Kita tidak akan pernah tahu apa yang ada di kepala semua orang. Tapi kita tidak bisa menafikan bahwa kebenaran itu memiliki wujud yang nyata. Dalam kehidupan berbangsa maka wujud nyata dari kebenaran itu disahkan oleh UU dan perangkat l;ain yang mengaturnya. Ada lembaga yang berwenang mengaturnya. Konsekuensinya kita mesti taat selama UU tersebut masih berlaku. Jokowi adalah presiden sesuai UU dan itu adalah nyata serta benar. Ketua DPR dijabat Setya Novanto juga sesuai UU dan itu juga kenyataan dan benar. Koalisi KMP menguasai Parlemen sesuai dengan mekanisme dan UU, itu adalah benar. Koalisi KIH menguasai eksekutif dan bagi-bagi jatah jabatan antar rekan koalisi dan itu adalah realitas politik yang bernilai benar. Tak usah bertanya dengan ahli logika soal ini. Atau membuat Logika tandingan untuk membenarkan yang salah dan menyalahkan yang benar.
Ketidkpuasan terhadap pelaksanaan UU berikut kelemahaannya tak harus membuat kita merasa paling benar sehingga koar-koar untuk menentang konstitusi. Apalagi jika sampai berasumsi negatif terhadap akar permasalahan. Kebiasaan kait-mengkaitkan mestinya bisda dihindari jika kita berpegang teguh pada azas hukum yang berlaku. Kebiasaan berkelit adalah contoh perilaku labil dalam menyikapi sesuatu. Manusia tipe begini biasanya jarang mampir di Pegadaian. Andai mereka mampi di sana, mereka akan menemukan motto brilyan dari Pegadaian, yakni “Menyelesaikan Masalah Tanpa Masalah”. Artinya dengan mendukung segelintir manusia di Parlemen dari KIH, walau fraksi sama namun jumlah kursi beda, sama saja kita mendorong munculnya masalah-masalah baru dalam kehidupan kita.
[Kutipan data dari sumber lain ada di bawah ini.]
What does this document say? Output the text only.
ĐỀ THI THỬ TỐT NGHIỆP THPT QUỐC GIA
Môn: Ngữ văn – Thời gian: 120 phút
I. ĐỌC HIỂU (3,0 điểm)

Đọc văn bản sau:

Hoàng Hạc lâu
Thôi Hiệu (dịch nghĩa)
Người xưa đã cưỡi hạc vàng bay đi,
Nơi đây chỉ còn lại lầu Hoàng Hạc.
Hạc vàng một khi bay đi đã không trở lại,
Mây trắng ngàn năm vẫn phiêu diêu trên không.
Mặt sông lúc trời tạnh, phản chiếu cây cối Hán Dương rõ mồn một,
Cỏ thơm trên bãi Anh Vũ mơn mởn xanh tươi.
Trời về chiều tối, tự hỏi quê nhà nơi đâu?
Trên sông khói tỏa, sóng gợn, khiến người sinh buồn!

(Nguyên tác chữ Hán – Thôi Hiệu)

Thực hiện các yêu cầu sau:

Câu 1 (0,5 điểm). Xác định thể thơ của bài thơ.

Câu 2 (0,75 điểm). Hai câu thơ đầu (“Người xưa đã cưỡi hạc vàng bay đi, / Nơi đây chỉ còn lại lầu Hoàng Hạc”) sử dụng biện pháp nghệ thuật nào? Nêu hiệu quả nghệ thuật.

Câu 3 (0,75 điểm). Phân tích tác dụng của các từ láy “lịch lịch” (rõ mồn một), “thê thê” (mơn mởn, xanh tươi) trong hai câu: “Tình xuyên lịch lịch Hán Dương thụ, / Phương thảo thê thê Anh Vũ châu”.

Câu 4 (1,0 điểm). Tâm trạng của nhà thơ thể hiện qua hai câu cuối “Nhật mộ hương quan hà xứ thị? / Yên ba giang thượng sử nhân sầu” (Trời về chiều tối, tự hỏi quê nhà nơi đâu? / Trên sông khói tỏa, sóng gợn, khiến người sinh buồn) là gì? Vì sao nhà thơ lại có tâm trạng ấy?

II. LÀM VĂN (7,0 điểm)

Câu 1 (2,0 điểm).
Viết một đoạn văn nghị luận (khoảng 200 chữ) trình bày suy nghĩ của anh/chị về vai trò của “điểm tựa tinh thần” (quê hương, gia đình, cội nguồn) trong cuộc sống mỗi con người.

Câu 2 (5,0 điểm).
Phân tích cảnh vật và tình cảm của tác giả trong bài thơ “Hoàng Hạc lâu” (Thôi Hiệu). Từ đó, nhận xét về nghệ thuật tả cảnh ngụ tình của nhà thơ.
Akhirnya saya tidak mengerti kenapa masih banyak orang yang mendukung DPR tandingan dengan segala dalih yang centang-perenang. Memang mayoritas rakyat Indonesia bahkan Jokowi-JK sendiri menolak wacana ini. Tetapi ada sebagian orang atau kelompok yang nampaknya sangat mendukung langkah ganjil tersebut. Mungkin karena terlalu cinta berlebihan terhadap sesuatu, atau mungkin terlalu cerdas dibanding dengan anggota DPR yang berlaga di dewan sana? Ah, kenapa anda tidak mencalon dulu untuk menggantikan peran Jokowi, Prabowo, Setya Novanto, Cak Imin, atau Fahri Hamzah? Saya yakin keberadaan anda akan bermuara pada 2 hal, DPR semakin hancur atau negara ini bubar!
Saya sendiri menolak keras adanya DPR tandingan. Tak perlu buka kamus hukum atau bertanya pada pakar UU, ahli hukum, akademisi, atau Kyai untuk meyakini bahwa perbuatan tersebut adalah salah dan tidak dapat dibenarkan! Malaikat saja Insya Allah sepakat soal ini.